Canadian Soule left his mark on American agriculture through his teaching and his involvement as president of the Georgia State College of Agriculture and the Mechanic Arts and dean of the college of agriculture at University of Georgia.
1872-1934 | Artist: Robert Wadsworth Grafton (1876-1936)
Impact & Accomplishments
Canadian Andrew McNairn (alternately spelled, MacNairn) Soule received his B.S.A. degree from the University of Toronto in 1893 and then settled in the United States.
After one year overseeing the livestock and dairy programs at the Missouri Experiment Station, he accepted a joint teaching/experiment station position at Texas Agricultural and Mechanical College, 1894-1899. The next four years were spent in a similar post at the University of Tennessee, with Soule as chair of the agriculture department.
From 1904 to 1907, Andrew Soule served as college dean and experiment station director at Virginia Polytechnic Institute. In 1907, Soule was named president of the Georgia State College of Agriculture and the Mechanic Arts, where he would remain for the rest of his career. Under his leadership, departments of animal husbandry, veterinary medicine, forestry, and home economics were established, as was the cooperative extension program.

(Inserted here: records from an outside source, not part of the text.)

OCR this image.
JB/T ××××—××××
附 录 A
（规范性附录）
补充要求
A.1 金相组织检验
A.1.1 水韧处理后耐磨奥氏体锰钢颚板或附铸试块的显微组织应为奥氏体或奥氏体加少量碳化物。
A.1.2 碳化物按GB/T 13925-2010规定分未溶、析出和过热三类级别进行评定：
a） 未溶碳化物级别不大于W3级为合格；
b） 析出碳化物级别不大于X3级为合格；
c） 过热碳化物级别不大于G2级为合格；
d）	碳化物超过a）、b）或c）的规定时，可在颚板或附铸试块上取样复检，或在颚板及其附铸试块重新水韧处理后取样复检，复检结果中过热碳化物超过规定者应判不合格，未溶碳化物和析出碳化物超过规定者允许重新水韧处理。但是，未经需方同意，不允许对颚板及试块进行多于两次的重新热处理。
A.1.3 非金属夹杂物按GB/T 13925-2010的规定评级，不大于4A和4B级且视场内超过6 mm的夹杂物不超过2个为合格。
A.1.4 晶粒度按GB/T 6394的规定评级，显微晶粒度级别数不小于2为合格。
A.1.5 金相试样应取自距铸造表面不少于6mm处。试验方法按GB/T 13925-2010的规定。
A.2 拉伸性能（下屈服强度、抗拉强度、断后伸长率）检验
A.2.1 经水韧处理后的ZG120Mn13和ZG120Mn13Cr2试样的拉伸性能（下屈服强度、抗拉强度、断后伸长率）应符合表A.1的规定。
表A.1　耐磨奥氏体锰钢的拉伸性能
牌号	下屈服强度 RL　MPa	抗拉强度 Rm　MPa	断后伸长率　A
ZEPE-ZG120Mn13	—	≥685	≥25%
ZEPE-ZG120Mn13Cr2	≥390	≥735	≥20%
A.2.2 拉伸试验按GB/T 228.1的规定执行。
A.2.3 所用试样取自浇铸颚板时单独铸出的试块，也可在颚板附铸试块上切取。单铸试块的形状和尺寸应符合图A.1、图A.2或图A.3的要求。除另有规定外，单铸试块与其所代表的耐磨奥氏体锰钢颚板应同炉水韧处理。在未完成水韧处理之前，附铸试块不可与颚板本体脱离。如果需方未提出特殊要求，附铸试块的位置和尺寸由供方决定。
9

In 1932, after reorganizing the college under the University of Georgia umbrella, Soule became dean of the UGA College of Agriculture.
The University of Georgia conferred two honorary degrees on President Soule, and he was named to the Georgia Agricultural Hall of Fame in 1972.
Andrew Soule was Georgia’s Federal Food Administrator during World War I, president of the American Association of Farmers’ Institute Workers, and vice president of the Association of American Agricultural Colleges and Experiment Stations.
He was a jurist at the 1904 Louisiana Purchase Exposition and a U. S. delegate to international congresses held in association with the Brazilian Centennial Exposition in 1922.
Did You Know?
Built in 1920, Soule Hall was the first women’s dormitory on the UGA campus. It was named after Andrew Soule, the president of the Georgia State College of Agriculture, who championed the creation of the home economics division and the admission of women at UGA. The dorm is still in use today.